I can't read the Slashdot Story New Fuel Cell Twice As Efficient As Generators. Its been Slashdotted.
Which is a pity because in the scope of things the bandwidth required to support a Slashdotting is a significant but temporary quantity that most ISPs or hosting providers can easily withstand, particularly if the site is running on a virtual host.
Golfers used to buy 'hole in one' insurance to pay for the cost of buying a round of drinks should they score one. We need the same for Slashdot. Hosting companies would simply add a 'Slashdot' box to their order form and for a few cents more the blogger could ensure that they can continue to be seen in the case of a sudden (temporary) increase in popularity.
Larry Flynt has put out another of his million dollar offers for evidence of sexual scandal in Washington D.C.
Reports in the Establishment media suggest that Flynt is on a simple fishing expedition. It seems more likely that his objective is to join the dots between the Washington DC madam scandal and the Abramoff/Wilkes/GOP corruption scandal.
In particular it has been alleged in a number of indictments in the Cunningham/Wilkes corruption scandal that Wilkes and Wade entertained senior members of Congress in the WaterGate hotel at parties where poker, alcohol and prostitutes were provided.
Quite a few people have wondered if there is a link here to the ongoing Palfrey 'D.C. Madam' case. Did she provide the prostitutes? It appears that prosecutors might think so.
Of course the total lack on interest in this particular story by the Establisment media raises questions itself. The allegations are made in federal court indictments in cases that have already led to Congressman Cunningham going to jail for taking $2.5 million in bribes. Instead we are told about how much Democratic candidates have spent on haircuts.
Saturday, June 02, 2007
Like many Canadian airports it is now possible to pass through US immigration in Dublin when flying to the states. But unlike the Canadian scheme the Irish one does not cover customs.
This leads to a major security problem on arrival in Chicago. The airport is built for only two types of arrival: domestic and international. There is no third category for passengers who have passed immigration but not customs.

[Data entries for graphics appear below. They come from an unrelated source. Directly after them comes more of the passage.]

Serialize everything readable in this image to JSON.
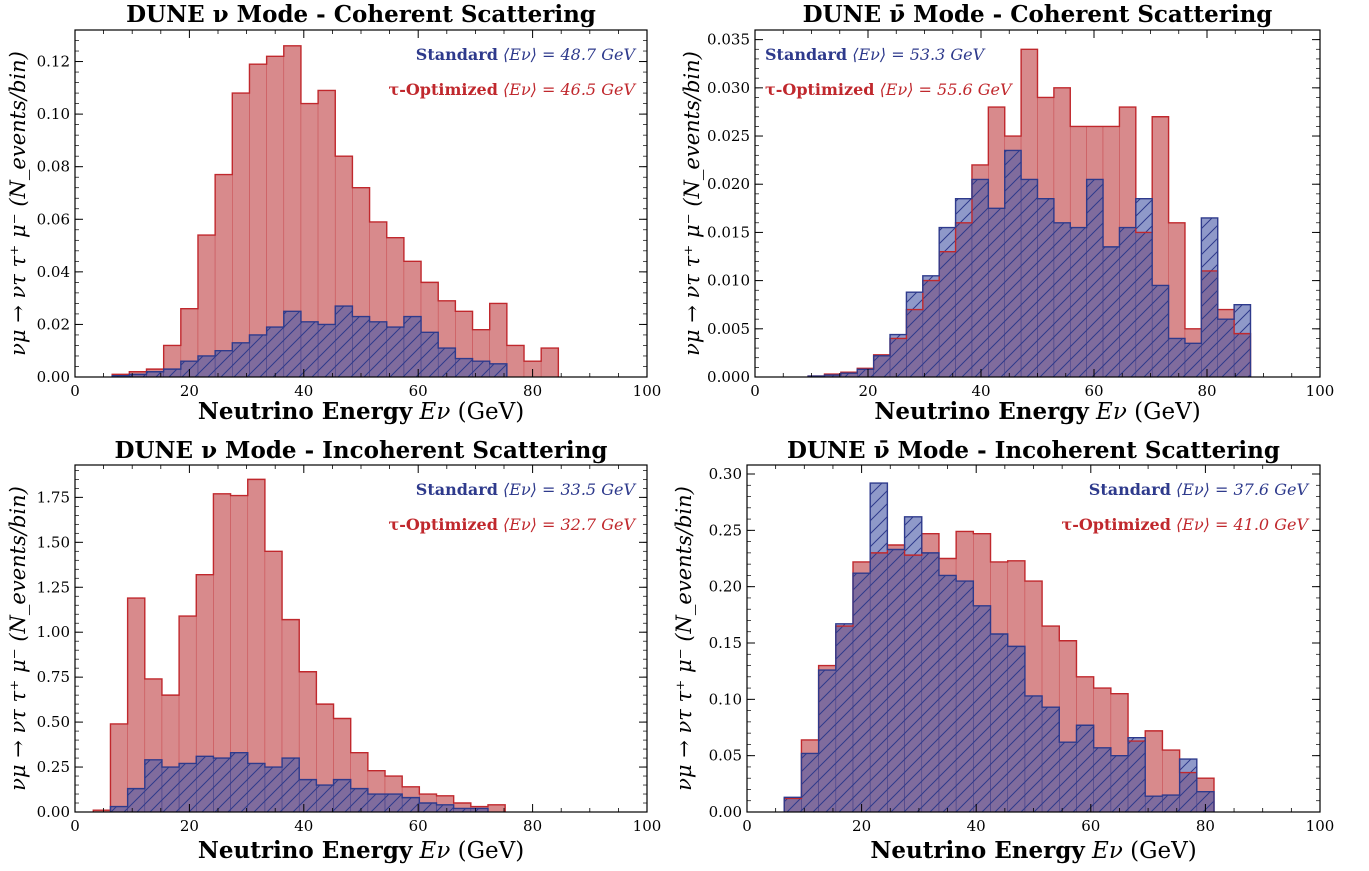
{
  "colors": {
    "standard": "#2e3a8c",
    "standard_fill": "#4a5aa8",
    "optimized": "#c0282d",
    "optimized_fill": "#d88a8c"
  },
  "chart_data": [
    {
      "type": "bar",
      "title": "DUNE ν Mode - Coherent Scattering",
      "xlabel_bold": "Neutrino Energy",
      "xlabel_var": "Eν",
      "xlabel_unit": "(GeV)",
      "ylabel": "νμ → ντ τ⁺ μ⁻ (N_events/bin)",
      "xlim": [
        0,
        100
      ],
      "ylim": [
        0,
        0.132
      ],
      "xticks": [
        0,
        20,
        40,
        60,
        80,
        100
      ],
      "xtick_labels": [
        "0",
        "20",
        "40",
        "60",
        "80",
        "100"
      ],
      "yticks": [
        0,
        0.02,
        0.04,
        0.06,
        0.08,
        0.1,
        0.12
      ],
      "ytick_labels": [
        "0.00",
        "0.02",
        "0.04",
        "0.06",
        "0.08",
        "0.10",
        "0.12"
      ],
      "bin_start": 3.5,
      "bin_width": 3.0,
      "legend_position": "top-right",
      "series": [
        {
          "name": "τ-Optimized",
          "label_bold": "τ-Optimized",
          "label_stat": "⟨Eν⟩ = 46.5 GeV",
          "values": [
            0.0,
            0.001,
            0.002,
            0.003,
            0.012,
            0.026,
            0.054,
            0.077,
            0.108,
            0.119,
            0.122,
            0.126,
            0.104,
            0.109,
            0.084,
            0.072,
            0.059,
            0.053,
            0.044,
            0.036,
            0.029,
            0.025,
            0.018,
            0.028,
            0.012,
            0.006,
            0.011
          ]
        },
        {
          "name": "Standard",
          "label_bold": "Standard",
          "label_stat": "⟨Eν⟩ = 48.7 GeV",
          "values": [
            0.0,
            0.0005,
            0.001,
            0.002,
            0.003,
            0.006,
            0.008,
            0.01,
            0.013,
            0.016,
            0.019,
            0.025,
            0.021,
            0.02,
            0.027,
            0.023,
            0.021,
            0.019,
            0.023,
            0.017,
            0.011,
            0.007,
            0.006,
            0.005,
            0.0,
            0.0,
            0.0
          ]
        }
      ]
    },
    {
      "type": "bar",
      "title": "DUNE ν̄ Mode - Coherent Scattering",
      "xlabel_bold": "Neutrino Energy",
      "xlabel_var": "Eν",
      "xlabel_unit": "(GeV)",
      "ylabel": "νμ → ντ τ⁺ μ⁻ (N_events/bin)",
      "xlim": [
        0,
        100
      ],
      "ylim": [
        0,
        0.036
      ],
      "xticks": [
        0,
        20,
        40,
        60,
        80,
        100
      ],
      "xtick_labels": [
        "0",
        "20",
        "40",
        "60",
        "80",
        "100"
      ],
      "yticks": [
        0,
        0.005,
        0.01,
        0.015,
        0.02,
        0.025,
        0.03,
        0.035
      ],
      "ytick_labels": [
        "0.000",
        "0.005",
        "0.010",
        "0.015",
        "0.020",
        "0.025",
        "0.030",
        "0.035"
      ],
      "bin_start": 6.5,
      "bin_width": 2.9,
      "legend_position": "top-left",
      "series": [
        {
          "name": "τ-Optimized",
          "label_bold": "τ-Optimized",
          "label_stat": "⟨Eν⟩ = 55.6 GeV",
          "values": [
            0.0,
            0.0001,
            0.0003,
            0.0005,
            0.0009,
            0.0023,
            0.004,
            0.007,
            0.01,
            0.013,
            0.016,
            0.022,
            0.028,
            0.025,
            0.034,
            0.029,
            0.03,
            0.026,
            0.026,
            0.026,
            0.028,
            0.015,
            0.027,
            0.016,
            0.005,
            0.011,
            0.007,
            0.0045
          ]
        },
        {
          "name": "Standard",
          "label_bold": "Standard",
          "label_stat": "⟨Eν⟩ = 53.3 GeV",
          "values": [
            0.0,
            0.0001,
            0.0002,
            0.0004,
            0.0008,
            0.0022,
            0.0044,
            0.0088,
            0.0105,
            0.0155,
            0.0185,
            0.0205,
            0.0175,
            0.0235,
            0.0205,
            0.0185,
            0.016,
            0.0155,
            0.0205,
            0.0135,
            0.0155,
            0.0185,
            0.0095,
            0.004,
            0.0035,
            0.0165,
            0.006,
            0.0075
          ]
        }
      ]
    },
    {
      "type": "bar",
      "title": "DUNE ν Mode - Incoherent Scattering",
      "xlabel_bold": "Neutrino Energy",
      "xlabel_var": "Eν",
      "xlabel_unit": "(GeV)",
      "ylabel": "νμ → ντ τ⁺ μ⁻ (N_events/bin)",
      "xlim": [
        0,
        100
      ],
      "ylim": [
        0,
        1.93
      ],
      "xticks": [
        0,
        20,
        40,
        60,
        80,
        100
      ],
      "xtick_labels": [
        "0",
        "20",
        "40",
        "60",
        "80",
        "100"
      ],
      "yticks": [
        0,
        0.25,
        0.5,
        0.75,
        1.0,
        1.25,
        1.5,
        1.75
      ],
      "ytick_labels": [
        "0.00",
        "0.25",
        "0.50",
        "0.75",
        "1.00",
        "1.25",
        "1.50",
        "1.75"
      ],
      "bin_start": 3.2,
      "bin_width": 3.0,
      "legend_position": "top-right",
      "series": [
        {
          "name": "τ-Optimized",
          "label_bold": "τ-Optimized",
          "label_stat": "⟨Eν⟩ = 32.7 GeV",
          "values": [
            0.01,
            0.49,
            1.19,
            0.74,
            0.65,
            1.09,
            1.32,
            1.77,
            1.76,
            1.85,
            1.45,
            1.07,
            0.78,
            0.6,
            0.52,
            0.33,
            0.23,
            0.2,
            0.14,
            0.1,
            0.09,
            0.05,
            0.03,
            0.04
          ]
        },
        {
          "name": "Standard",
          "label_bold": "Standard",
          "label_stat": "⟨Eν⟩ = 33.5 GeV",
          "values": [
            0.0,
            0.03,
            0.13,
            0.29,
            0.25,
            0.27,
            0.31,
            0.3,
            0.33,
            0.27,
            0.25,
            0.3,
            0.18,
            0.15,
            0.18,
            0.13,
            0.1,
            0.1,
            0.08,
            0.05,
            0.04,
            0.02,
            0.02,
            0.0
          ]
        }
      ]
    },
    {
      "type": "bar",
      "title": "DUNE ν̄ Mode - Incoherent Scattering",
      "xlabel_bold": "Neutrino Energy",
      "xlabel_var": "Eν",
      "xlabel_unit": "(GeV)",
      "ylabel": "νμ → ντ τ⁺ μ⁻ (N_events/bin)",
      "xlim": [
        0,
        100
      ],
      "ylim": [
        0,
        0.308
      ],
      "xticks": [
        0,
        20,
        40,
        60,
        80,
        100
      ],
      "xtick_labels": [
        "0",
        "20",
        "40",
        "60",
        "80",
        "100"
      ],
      "yticks": [
        0,
        0.05,
        0.1,
        0.15,
        0.2,
        0.25,
        0.3
      ],
      "ytick_labels": [
        "0.00",
        "0.05",
        "0.10",
        "0.15",
        "0.20",
        "0.25",
        "0.30"
      ],
      "bin_start": 3.5,
      "bin_width": 3.0,
      "legend_position": "top-right",
      "series": [
        {
          "name": "τ-Optimized",
          "label_bold": "τ-Optimized",
          "label_stat": "⟨Eν⟩ = 41.0 GeV",
          "values": [
            0.0,
            0.012,
            0.064,
            0.13,
            0.165,
            0.222,
            0.23,
            0.237,
            0.228,
            0.247,
            0.225,
            0.249,
            0.247,
            0.222,
            0.223,
            0.205,
            0.165,
            0.152,
            0.12,
            0.11,
            0.105,
            0.063,
            0.072,
            0.055,
            0.035,
            0.03,
            0.0
          ]
        },
        {
          "name": "Standard",
          "label_bold": "Standard",
          "label_stat": "⟨Eν⟩ = 37.6 GeV",
          "values": [
            0.0,
            0.013,
            0.052,
            0.126,
            0.167,
            0.212,
            0.292,
            0.233,
            0.262,
            0.23,
            0.21,
            0.205,
            0.183,
            0.158,
            0.147,
            0.103,
            0.093,
            0.062,
            0.077,
            0.057,
            0.05,
            0.066,
            0.014,
            0.015,
            0.047,
            0.018,
            0.0
          ]
        }
      ]
    }
  ]
}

So when passengers from Ireland arrive at Chicago they mix with the other passengers who have not passed through immigration and then present their stamped customs declaration form to bypass the queues at immigration.

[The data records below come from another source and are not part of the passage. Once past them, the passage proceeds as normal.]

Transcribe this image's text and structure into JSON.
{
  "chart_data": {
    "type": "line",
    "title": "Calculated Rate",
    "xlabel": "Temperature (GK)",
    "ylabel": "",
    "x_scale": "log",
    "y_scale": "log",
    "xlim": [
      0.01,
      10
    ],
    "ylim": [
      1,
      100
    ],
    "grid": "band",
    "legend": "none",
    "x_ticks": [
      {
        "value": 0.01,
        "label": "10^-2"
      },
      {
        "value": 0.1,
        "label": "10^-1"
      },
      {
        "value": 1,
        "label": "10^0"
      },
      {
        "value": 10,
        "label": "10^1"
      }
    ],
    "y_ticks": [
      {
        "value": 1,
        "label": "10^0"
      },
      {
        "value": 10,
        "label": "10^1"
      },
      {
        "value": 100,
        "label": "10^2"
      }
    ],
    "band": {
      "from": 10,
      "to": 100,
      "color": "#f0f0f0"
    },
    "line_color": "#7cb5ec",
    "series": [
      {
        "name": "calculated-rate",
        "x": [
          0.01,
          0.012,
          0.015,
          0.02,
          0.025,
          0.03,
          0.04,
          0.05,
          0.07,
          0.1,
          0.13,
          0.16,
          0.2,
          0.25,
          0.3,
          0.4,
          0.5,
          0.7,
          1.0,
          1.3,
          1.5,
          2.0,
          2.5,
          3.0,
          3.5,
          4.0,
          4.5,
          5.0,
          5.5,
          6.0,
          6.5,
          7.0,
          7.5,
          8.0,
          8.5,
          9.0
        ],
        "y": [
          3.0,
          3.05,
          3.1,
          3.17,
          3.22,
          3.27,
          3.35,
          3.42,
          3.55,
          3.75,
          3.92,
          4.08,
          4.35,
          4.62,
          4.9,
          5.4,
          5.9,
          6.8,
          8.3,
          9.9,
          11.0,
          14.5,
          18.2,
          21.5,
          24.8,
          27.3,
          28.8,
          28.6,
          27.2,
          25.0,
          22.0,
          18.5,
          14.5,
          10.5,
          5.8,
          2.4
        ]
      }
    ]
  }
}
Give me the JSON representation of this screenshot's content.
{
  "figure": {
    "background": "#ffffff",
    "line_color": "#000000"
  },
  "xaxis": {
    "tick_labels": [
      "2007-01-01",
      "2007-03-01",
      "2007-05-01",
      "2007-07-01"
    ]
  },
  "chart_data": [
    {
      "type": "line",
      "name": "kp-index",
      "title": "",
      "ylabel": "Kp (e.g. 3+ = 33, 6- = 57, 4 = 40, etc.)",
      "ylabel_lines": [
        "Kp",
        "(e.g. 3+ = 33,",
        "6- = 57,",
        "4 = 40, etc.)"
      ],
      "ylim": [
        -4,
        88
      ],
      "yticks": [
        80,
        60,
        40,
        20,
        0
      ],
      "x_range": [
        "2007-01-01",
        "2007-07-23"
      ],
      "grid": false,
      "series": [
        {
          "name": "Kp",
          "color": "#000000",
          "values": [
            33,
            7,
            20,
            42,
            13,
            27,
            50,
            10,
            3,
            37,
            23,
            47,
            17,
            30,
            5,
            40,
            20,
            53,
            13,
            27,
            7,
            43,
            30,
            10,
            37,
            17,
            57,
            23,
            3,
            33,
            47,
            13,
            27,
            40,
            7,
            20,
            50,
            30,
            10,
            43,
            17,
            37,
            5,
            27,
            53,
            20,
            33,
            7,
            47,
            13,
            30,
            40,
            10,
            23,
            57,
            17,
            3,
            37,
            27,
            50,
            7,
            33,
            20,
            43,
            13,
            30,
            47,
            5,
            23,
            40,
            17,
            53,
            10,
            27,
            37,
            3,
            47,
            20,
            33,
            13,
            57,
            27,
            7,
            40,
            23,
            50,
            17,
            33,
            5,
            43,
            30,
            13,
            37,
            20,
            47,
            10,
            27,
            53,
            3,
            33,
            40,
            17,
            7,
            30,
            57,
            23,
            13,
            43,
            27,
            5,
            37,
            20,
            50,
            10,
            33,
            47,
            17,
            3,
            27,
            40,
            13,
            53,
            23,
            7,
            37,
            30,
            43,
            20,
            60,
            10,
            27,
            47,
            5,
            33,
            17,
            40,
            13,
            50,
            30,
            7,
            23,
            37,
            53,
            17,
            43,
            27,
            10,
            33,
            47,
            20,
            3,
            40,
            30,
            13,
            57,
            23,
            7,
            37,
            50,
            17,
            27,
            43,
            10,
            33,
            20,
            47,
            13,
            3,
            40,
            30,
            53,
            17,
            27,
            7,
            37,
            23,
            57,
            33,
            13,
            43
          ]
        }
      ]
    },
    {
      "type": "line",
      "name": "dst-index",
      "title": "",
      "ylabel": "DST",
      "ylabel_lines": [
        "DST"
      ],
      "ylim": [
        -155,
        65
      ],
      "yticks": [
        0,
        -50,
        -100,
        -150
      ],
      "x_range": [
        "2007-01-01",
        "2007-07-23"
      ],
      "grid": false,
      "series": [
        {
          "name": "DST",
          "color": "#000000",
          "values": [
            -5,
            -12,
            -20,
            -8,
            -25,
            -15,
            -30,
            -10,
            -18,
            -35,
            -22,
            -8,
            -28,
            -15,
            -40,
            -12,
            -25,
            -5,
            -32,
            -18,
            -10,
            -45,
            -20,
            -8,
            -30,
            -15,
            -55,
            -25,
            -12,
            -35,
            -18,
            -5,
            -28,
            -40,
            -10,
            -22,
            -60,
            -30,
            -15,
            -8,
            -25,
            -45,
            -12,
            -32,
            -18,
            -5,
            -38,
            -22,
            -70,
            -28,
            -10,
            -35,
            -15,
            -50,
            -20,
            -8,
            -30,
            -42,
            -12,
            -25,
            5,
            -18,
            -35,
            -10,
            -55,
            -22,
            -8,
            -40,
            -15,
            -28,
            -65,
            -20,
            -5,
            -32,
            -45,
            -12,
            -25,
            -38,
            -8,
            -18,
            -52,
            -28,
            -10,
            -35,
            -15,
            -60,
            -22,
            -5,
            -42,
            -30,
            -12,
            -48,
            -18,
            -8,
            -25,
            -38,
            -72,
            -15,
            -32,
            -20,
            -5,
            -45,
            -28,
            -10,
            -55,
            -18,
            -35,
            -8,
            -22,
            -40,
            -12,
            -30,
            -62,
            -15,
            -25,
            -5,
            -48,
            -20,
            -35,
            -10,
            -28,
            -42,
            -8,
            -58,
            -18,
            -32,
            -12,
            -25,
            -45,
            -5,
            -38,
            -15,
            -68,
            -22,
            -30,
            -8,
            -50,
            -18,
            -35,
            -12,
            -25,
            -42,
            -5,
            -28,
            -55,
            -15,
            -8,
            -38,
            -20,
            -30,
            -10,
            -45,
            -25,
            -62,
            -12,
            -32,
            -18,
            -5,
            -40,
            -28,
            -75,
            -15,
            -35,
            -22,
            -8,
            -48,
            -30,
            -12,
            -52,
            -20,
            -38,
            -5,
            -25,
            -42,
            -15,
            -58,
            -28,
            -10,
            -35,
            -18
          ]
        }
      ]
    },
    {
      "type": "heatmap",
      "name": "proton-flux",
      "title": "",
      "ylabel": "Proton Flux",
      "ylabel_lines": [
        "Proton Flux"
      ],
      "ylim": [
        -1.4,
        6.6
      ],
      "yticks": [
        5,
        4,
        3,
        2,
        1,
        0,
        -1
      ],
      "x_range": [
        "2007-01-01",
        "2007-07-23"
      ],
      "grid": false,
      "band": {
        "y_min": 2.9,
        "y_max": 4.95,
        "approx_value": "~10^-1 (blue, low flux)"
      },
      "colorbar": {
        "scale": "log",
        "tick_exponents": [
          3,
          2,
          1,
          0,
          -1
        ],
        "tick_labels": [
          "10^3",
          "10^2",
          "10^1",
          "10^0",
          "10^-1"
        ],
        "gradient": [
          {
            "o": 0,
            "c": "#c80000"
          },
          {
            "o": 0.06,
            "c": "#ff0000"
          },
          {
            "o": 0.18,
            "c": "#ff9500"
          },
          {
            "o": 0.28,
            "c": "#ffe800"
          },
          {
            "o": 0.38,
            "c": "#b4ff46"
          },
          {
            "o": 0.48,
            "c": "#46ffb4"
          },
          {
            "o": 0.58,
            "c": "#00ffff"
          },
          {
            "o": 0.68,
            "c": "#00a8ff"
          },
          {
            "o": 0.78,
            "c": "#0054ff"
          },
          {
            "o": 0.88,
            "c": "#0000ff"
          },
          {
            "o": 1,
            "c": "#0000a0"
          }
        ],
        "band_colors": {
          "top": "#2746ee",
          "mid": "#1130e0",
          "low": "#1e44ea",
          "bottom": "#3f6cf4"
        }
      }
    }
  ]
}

The customs form has no binding to the passenger presenting it. So all it takes to bypass immigration is to arrange to fly to Chicago on an international flight which is scheduled to arrive before a flight from Ireland, hang out in the rest rooms until the Irish flight is in, then present a customs form with a fake stamp to bypass the immigration desk. Alternatively put a passenger with a US passport on the flight from Ireland, on arrival in Chicago they pass their customs form to the terrorist and then pass through immigration as normal.
It would probably cost something to refit Chicago and other airports to handle this situation securely. But the costs are small compared to the $22 billion or so that RealID is going to cost.
By comparing Iraq to Korea, Bush has effectively admitted that the situation is a stalemate and neither side can expect victory.
As far as the US polity is concerned anything short of victory is a defeat.
The statement has effectively made McCain, Romney and Giuliani unelectable. Even the likes of Rush Limbaugh are not going to argue for fifty more years of war in Iraq.